I think M.Ted has it right. I would simplify it. (It helps to know your scales but you can also count on your fingers.)
1. Take a chord progression from a song.
2. Turn the chord (relationships) into numbers (preferably Roman Numerals)
3. Turn the "numbers" into another key.
4. Eventually train the ear to hear "numbers"
1V //// | I////| V7 ////| I //// ||
This progression works for This Land is Your Land, Midnight Special, Little Darlin' Pal of Mine, many Calypso chord patterns, in 3/4 time, Deportees, Jolie Blonde and probably many more.
Dealing with minor keys is a little more tricky.
Parallel minor keys are just like the major keys but labeled minor such as
IV min //// | I min //// | V7 //// | I min //// ||
The tricky part is when you deal with Relative Minor Keys. This is always the VI minor of any given key. (It has the same key signature as the "Relative Major".
A minor has the same key signature as C major. A minor is the VI minor of C.
But you can sort out that mess when applied. Sometimes you have to have dual labels for chords.
For example: Ghost Riders in the Sky
VI min //// | I //// | VI min //// | ////| etc. or it could be written
I min //// | bIII (major) //// | I min //// | ////
Where did that bIII (Flat III) come from? Well this is where it gets a little more advanced.

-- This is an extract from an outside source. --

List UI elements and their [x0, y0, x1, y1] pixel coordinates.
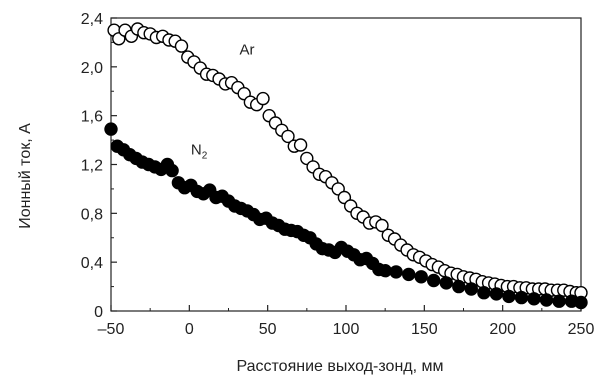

Here you might have to know your scales to make it work.
If Ghost Riders is in C major, no problem. Most would say that it is.
but if it was in A minor, which it possibly might be thought of that way,
the III in A is C#. C (natural) would be a Flat III in A.
In short, stick with the easier tunes....I, IV and V to start.
But this is the most important thing....you've got to those numbers to transpose quickly. You do that by practicing changing the chords to numbers as many new keys as you can and them. Eventually, you will hear the numbers.